I believe one reason is that many patients don't like, or don't continue with, rectal treatments. So consultants and IBD nurses tend not to emphasize them. But the NICE recommendations are clear.

If I might suggest, I would insist on your getting a rectal steroid. The standard treatment today is Budenofalk which I mentioned last time. If they bleat on about systemic steroid side effects etc, you can point out that budesonide has far less systemic uptake than prednisolone, and doesn't even require a tapering schedule. Also, you've proven that rectal steroids worked for you in the past. Why do they think they won't work again?

The NHS is sometimes a stubborn creature, that often doesn't explain its actions. I know it's hard if you're not feeling well, but you have to stand firm against them, especially if they're not being helpful.

I wish you luck!

Wfdstar profile image
Wfdstar in reply to bresbo

Thank you so much, I’m having a good day today so have emailed my IBD nurses requesting 😊🤞

bresbo profile image
bresbo in reply to Wfdstar

Good for you!

By the way, which IBD unit do you use? I'm asking because I've noticed both from my own experience and talking/messaging to other people, that the IBD nurses generally won't respond with a request for a suggestion for a new medication, but do respond to a request for a specific one. It might be something to do with NHS restrictions on nurses making medical decisions. So generally now, I do my homework and say "I'd like to try xxx" rather than "What do you think".

Wfdstar profile image
Wfdstar in reply to bresbo

Hi, I’m in West Yorkshire and have requested that they approve the use of foam enemas so my GP can prescribe - I’ve spoken to my GP and she’s reluctant to prescribe anything without their consent 😞. Unfortunately the response times from the IBD nurses is not quick, I’ve had to wait at the most 2 weeks over the last month! I really don’t know what the issue is and do wonder if it’s a cost saving/availability reason for not prescribing.

bresbo profile image
bresbo

I don't think it's cost saving or availability. Budenofalk foam is easily available. I think it's more likely that it's simply the NHS. Could you try contacting your consultant via her/his secretary. You could complain that you've got symptoms, and you're not getting a response from the IBD nurses; that you've used steroid foams with success in the past; and that you'd like to try them again immediately if possible if she/he could send a note to your GP to prescribe. I mean 15 years of mostly remission is a real success story.

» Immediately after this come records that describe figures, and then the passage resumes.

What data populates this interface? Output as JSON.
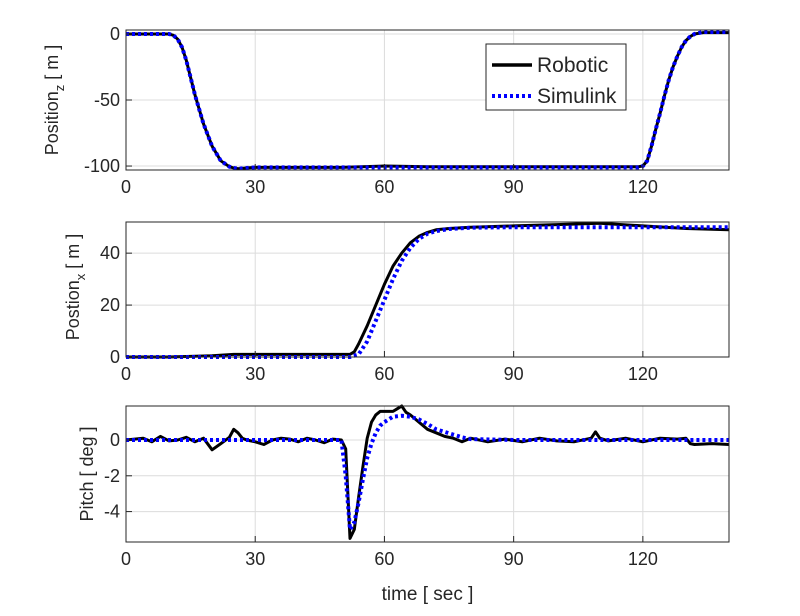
{
  "chart_data": [
    {
      "type": "line",
      "ylabel": "Position",
      "ylabel_sub": "z",
      "ylabel_unit": " [ m ]",
      "xlabel": "",
      "xlim": [
        0,
        140
      ],
      "ylim": [
        -103,
        3
      ],
      "xticks": [
        0,
        30,
        60,
        90,
        120
      ],
      "yticks": [
        0,
        -50,
        -100
      ],
      "grid": true,
      "legend": {
        "placement": "top-right",
        "entries": [
          "Robotic",
          "Simulink"
        ]
      },
      "series": [
        {
          "name": "Robotic",
          "style": "solid",
          "color": "#000000",
          "x": [
            0,
            10,
            11,
            12,
            13,
            14,
            15,
            16,
            18,
            20,
            22,
            24,
            25,
            26,
            28,
            30,
            40,
            50,
            60,
            70,
            80,
            90,
            100,
            110,
            119,
            120,
            121,
            122,
            123,
            124,
            125,
            126,
            127,
            128,
            129,
            130,
            131,
            132,
            134,
            136,
            140
          ],
          "y": [
            0,
            0,
            -1,
            -4,
            -10,
            -20,
            -33,
            -46,
            -68,
            -85,
            -96,
            -100.5,
            -101.5,
            -102,
            -101.5,
            -101,
            -101,
            -101,
            -100,
            -100.5,
            -100.5,
            -100.5,
            -100.5,
            -100.5,
            -100.5,
            -100,
            -96,
            -85,
            -72,
            -60,
            -47,
            -35,
            -25,
            -17,
            -10,
            -5,
            -2,
            0,
            1,
            1,
            1
          ]
        },
        {
          "name": "Simulink",
          "style": "dotted",
          "color": "#0000ff",
          "x": [
            0,
            10,
            11,
            12,
            13,
            14,
            15,
            16,
            18,
            20,
            22,
            24,
            25,
            26,
            28,
            30,
            40,
            50,
            60,
            70,
            80,
            90,
            100,
            110,
            119,
            120,
            121,
            122,
            123,
            124,
            125,
            126,
            127,
            128,
            129,
            130,
            131,
            132,
            134,
            136,
            140
          ],
          "y": [
            0,
            0,
            -1,
            -4,
            -10,
            -20,
            -33,
            -46,
            -68,
            -85,
            -96,
            -100.5,
            -101.5,
            -102,
            -101.5,
            -101,
            -101,
            -101,
            -101,
            -101,
            -101,
            -101,
            -101,
            -101,
            -101,
            -100,
            -96,
            -85,
            -72,
            -60,
            -47,
            -35,
            -25,
            -17,
            -10,
            -5,
            -2,
            0,
            1.5,
            1.5,
            1.5
          ]
        }
      ]
    },
    {
      "type": "line",
      "ylabel": "Postion",
      "ylabel_sub": "x",
      "ylabel_unit": " [ m ]",
      "xlabel": "",
      "xlim": [
        0,
        140
      ],
      "ylim": [
        0,
        52
      ],
      "xticks": [
        0,
        30,
        60,
        90,
        120
      ],
      "yticks": [
        0,
        20,
        40
      ],
      "grid": true,
      "series": [
        {
          "name": "Robotic",
          "style": "solid",
          "color": "#000000",
          "x": [
            0,
            10,
            20,
            25,
            30,
            40,
            50,
            52,
            53,
            54,
            56,
            58,
            60,
            62,
            64,
            66,
            68,
            70,
            72,
            75,
            80,
            90,
            100,
            110,
            120,
            130,
            140
          ],
          "y": [
            0,
            0,
            0.5,
            1,
            1,
            1,
            1,
            1,
            2,
            5,
            12,
            20,
            28,
            35,
            40,
            44,
            46.5,
            48,
            49,
            49.5,
            50,
            50.5,
            51,
            51.5,
            50.5,
            49.5,
            49
          ]
        },
        {
          "name": "Simulink",
          "style": "dotted",
          "color": "#0000ff",
          "x": [
            0,
            10,
            20,
            30,
            40,
            50,
            52,
            54,
            56,
            58,
            60,
            62,
            64,
            66,
            68,
            70,
            72,
            75,
            80,
            90,
            100,
            110,
            120,
            130,
            140
          ],
          "y": [
            0,
            0,
            0,
            0,
            0,
            0,
            0,
            1,
            6,
            14,
            22,
            30,
            37,
            42,
            45.5,
            47.5,
            48.5,
            49.3,
            49.8,
            50,
            50,
            50,
            50,
            50,
            50
          ]
        }
      ]
    },
    {
      "type": "line",
      "ylabel": "Pitch [ deg ]",
      "xlabel": "time [ sec ]",
      "xlim": [
        0,
        140
      ],
      "ylim": [
        -5.7,
        1.9
      ],
      "xticks": [
        0,
        30,
        60,
        90,
        120
      ],
      "yticks": [
        0,
        -2,
        -4
      ],
      "grid": true,
      "series": [
        {
          "name": "Robotic",
          "style": "solid",
          "color": "#000000",
          "x": [
            0,
            2,
            4,
            6,
            8,
            10,
            12,
            14,
            16,
            18,
            20,
            22,
            24,
            25,
            26,
            27,
            28,
            30,
            32,
            34,
            36,
            38,
            40,
            42,
            44,
            46,
            48,
            50,
            51,
            52,
            53,
            54,
            55,
            56,
            57,
            58,
            59,
            60,
            61,
            62,
            63,
            64,
            65,
            66,
            68,
            70,
            72,
            74,
            76,
            78,
            80,
            84,
            88,
            92,
            96,
            100,
            104,
            108,
            109,
            110,
            112,
            116,
            120,
            124,
            128,
            130,
            131,
            132,
            136,
            140
          ],
          "y": [
            0,
            0.05,
            0.1,
            -0.1,
            0.2,
            -0.05,
            0,
            0.15,
            -0.1,
            0.1,
            -0.55,
            -0.2,
            0.15,
            0.6,
            0.4,
            0.1,
            0,
            -0.1,
            -0.25,
            0,
            0.1,
            0.05,
            -0.1,
            0.1,
            0,
            -0.15,
            0.05,
            0,
            -0.5,
            -5.5,
            -5,
            -3.2,
            -1.5,
            0.1,
            1,
            1.4,
            1.6,
            1.6,
            1.6,
            1.6,
            1.75,
            1.9,
            1.55,
            1.4,
            1,
            0.6,
            0.4,
            0.2,
            0.1,
            -0.1,
            0.1,
            -0.1,
            0.05,
            -0.1,
            0.1,
            -0.05,
            -0.1,
            0.1,
            0.45,
            0.1,
            -0.05,
            0.1,
            -0.1,
            0.1,
            0.05,
            0.1,
            -0.2,
            -0.25,
            -0.2,
            -0.25
          ]
        },
        {
          "name": "Simulink",
          "style": "dotted",
          "color": "#0000ff",
          "x": [
            0,
            10,
            20,
            30,
            40,
            50,
            51,
            52,
            53,
            54,
            55,
            56,
            57,
            58,
            59,
            60,
            62,
            64,
            66,
            68,
            70,
            72,
            74,
            76,
            78,
            80,
            90,
            100,
            110,
            120,
            130,
            140
          ],
          "y": [
            0,
            0,
            0,
            0,
            0,
            0,
            -2,
            -5,
            -4.6,
            -3.5,
            -2.2,
            -1,
            -0.2,
            0.4,
            0.8,
            1,
            1.3,
            1.35,
            1.3,
            1.15,
            0.9,
            0.6,
            0.45,
            0.3,
            0.15,
            0.05,
            0,
            0,
            0,
            0,
            0,
            0
          ]
        }
      ]
    }
  ]
}
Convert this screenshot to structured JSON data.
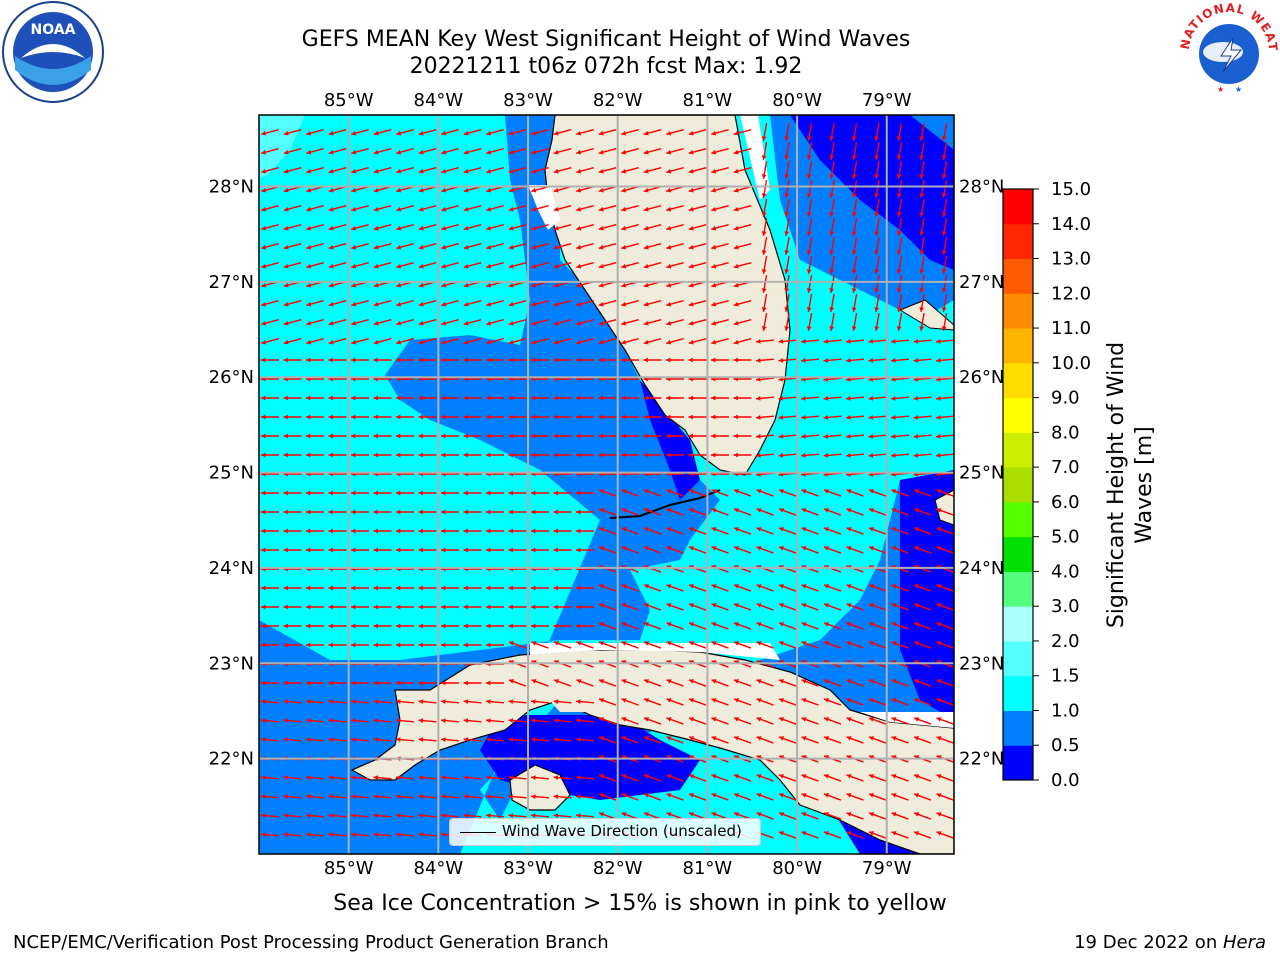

I don't understand why they're mentioning expensive monoclonal antibody treatments (Ustekinumab) when you haven't exhausted tried and tested (and cheap) topical steroids. I must say I had a similar experience where they were directing me towards antibody and other treatments before they'd offered me steroids. But I managed to get the steroids and they worked a treat, as I said earlier. When I later asked my consultant why I hadn't been automatically prescribed them as a first line treatment, there was some mumbling and apology about a communication mix-up thinking that steroids didn't work for me.

In my coloured opinion, I think that Big Pharma plays a role in these matters. They want more data on the effectiveness of their latest and greatest products. So they're probably encouraging (aka bribing) doctors to prescribe them.

If you communicate by email, and they repeat their resistance against steroid foam, then you'll have a record of that if you need to complain and request a formal justification of their actions.